Thanks Eve. I’ve spent the last year scanning those (medium format) negs, restoring where necessary, and now printing them with an updated “digital darkroom.” In most cases, I’m able to make more visually striking prints than I achieved with traditional silver gelatin materials.

I’ll soon have a shop on the site for those inclined to acquire prints.

Incidentally, Google Streetview and Earth has been a great help in identifying some of the locations where I hadn’t taken notes, though some proved very difficult as the whole area had been transformed.

I remember the parkade beside the wonderful Medical/Dental Building as well, and the wild ride the lot valet/attendant gave us driving our Mini Minor to it’s allocated parking spot way back in the mid 60’s. Cathedral Place is OK I guess, but this opinion comes from someone who generally dislikes post-modern architecture intensely. I prefer the real classics; both older and modernist.

hey folks.
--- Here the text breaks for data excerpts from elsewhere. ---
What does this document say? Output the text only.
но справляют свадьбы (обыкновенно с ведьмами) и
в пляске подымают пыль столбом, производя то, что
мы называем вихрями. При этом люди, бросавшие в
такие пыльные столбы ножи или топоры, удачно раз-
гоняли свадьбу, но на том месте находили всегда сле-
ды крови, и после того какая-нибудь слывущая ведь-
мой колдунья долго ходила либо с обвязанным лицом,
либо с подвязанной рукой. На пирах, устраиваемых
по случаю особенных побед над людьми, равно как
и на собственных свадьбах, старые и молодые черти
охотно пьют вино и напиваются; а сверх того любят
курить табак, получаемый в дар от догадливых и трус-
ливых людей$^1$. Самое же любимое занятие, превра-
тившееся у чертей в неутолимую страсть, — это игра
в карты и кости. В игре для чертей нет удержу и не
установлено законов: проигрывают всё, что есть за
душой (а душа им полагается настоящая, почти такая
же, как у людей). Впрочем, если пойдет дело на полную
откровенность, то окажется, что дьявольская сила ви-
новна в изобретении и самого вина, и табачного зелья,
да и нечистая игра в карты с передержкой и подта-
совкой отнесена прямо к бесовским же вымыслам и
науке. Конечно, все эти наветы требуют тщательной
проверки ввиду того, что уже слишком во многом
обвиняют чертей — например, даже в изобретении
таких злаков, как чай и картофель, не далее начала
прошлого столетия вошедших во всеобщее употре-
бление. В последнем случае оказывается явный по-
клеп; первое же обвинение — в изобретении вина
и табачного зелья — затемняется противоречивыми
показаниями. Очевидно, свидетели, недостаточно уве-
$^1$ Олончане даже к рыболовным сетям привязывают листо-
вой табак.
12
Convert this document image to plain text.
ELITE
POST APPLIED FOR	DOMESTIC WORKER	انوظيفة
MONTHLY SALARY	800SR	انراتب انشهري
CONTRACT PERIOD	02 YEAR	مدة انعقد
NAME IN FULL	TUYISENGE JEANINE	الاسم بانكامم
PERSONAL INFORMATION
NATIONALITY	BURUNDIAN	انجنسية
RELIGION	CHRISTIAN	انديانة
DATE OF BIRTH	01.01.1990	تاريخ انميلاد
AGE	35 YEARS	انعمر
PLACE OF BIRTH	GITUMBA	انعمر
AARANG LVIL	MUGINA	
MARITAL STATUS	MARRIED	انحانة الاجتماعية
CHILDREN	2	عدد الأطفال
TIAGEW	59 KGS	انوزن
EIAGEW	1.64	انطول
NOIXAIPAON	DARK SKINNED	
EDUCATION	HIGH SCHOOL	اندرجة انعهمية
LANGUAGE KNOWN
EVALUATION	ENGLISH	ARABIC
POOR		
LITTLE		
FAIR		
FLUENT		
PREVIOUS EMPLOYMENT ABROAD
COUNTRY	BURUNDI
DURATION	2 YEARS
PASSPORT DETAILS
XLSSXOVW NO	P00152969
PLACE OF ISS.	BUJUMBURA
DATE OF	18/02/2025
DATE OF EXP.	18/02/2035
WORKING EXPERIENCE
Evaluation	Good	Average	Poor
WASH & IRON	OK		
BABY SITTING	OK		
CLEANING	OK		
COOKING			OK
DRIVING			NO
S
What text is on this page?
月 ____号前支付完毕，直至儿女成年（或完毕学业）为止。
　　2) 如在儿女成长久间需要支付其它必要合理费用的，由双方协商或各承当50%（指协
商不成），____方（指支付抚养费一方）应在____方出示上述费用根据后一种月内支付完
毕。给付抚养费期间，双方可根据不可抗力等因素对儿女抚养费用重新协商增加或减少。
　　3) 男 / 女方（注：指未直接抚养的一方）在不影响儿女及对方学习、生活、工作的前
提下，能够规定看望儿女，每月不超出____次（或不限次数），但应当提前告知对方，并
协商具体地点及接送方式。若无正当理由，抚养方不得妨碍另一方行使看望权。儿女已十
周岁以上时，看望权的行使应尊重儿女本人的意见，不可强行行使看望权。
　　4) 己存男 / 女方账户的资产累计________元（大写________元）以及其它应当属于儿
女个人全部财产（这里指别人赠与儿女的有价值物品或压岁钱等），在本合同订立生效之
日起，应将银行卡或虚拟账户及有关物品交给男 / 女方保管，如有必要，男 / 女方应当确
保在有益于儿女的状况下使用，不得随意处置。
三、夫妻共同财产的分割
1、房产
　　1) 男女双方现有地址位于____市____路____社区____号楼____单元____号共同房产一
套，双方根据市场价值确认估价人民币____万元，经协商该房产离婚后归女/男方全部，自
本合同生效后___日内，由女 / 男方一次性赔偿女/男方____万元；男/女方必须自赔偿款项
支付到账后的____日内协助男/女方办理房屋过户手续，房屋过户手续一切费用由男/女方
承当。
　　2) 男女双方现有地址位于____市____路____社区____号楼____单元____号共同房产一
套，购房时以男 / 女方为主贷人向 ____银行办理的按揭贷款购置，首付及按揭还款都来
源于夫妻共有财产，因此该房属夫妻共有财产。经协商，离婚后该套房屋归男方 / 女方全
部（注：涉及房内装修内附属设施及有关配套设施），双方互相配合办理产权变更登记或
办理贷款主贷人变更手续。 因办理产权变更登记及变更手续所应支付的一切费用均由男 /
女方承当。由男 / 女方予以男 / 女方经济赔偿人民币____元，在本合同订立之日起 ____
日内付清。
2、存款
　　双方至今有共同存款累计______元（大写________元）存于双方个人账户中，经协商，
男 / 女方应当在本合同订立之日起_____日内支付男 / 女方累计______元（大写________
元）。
I was in the Bill Reid Gallery last week (on the site of the former of the Devonshire, I believe), where there is a large clay/terracotta frieze in the main exhibition space. I have a suspicion (unconfirmed by the gallery staff) that it was taken from the Burrard Medical-Dental Building, but would appreciate information that any of you might have.

The Dev had the quietest, best beer parlour in its basement; if you wanted to be part of a scene, you would choose the Ritz or the Cecil or the Alcazar (to be arty), but if you had a hot date, ha ha, at 25 cents a glass, you would choose the Dev. There was more of a UBC crowd next door in the Georgia, in its George V pub, also in the basement.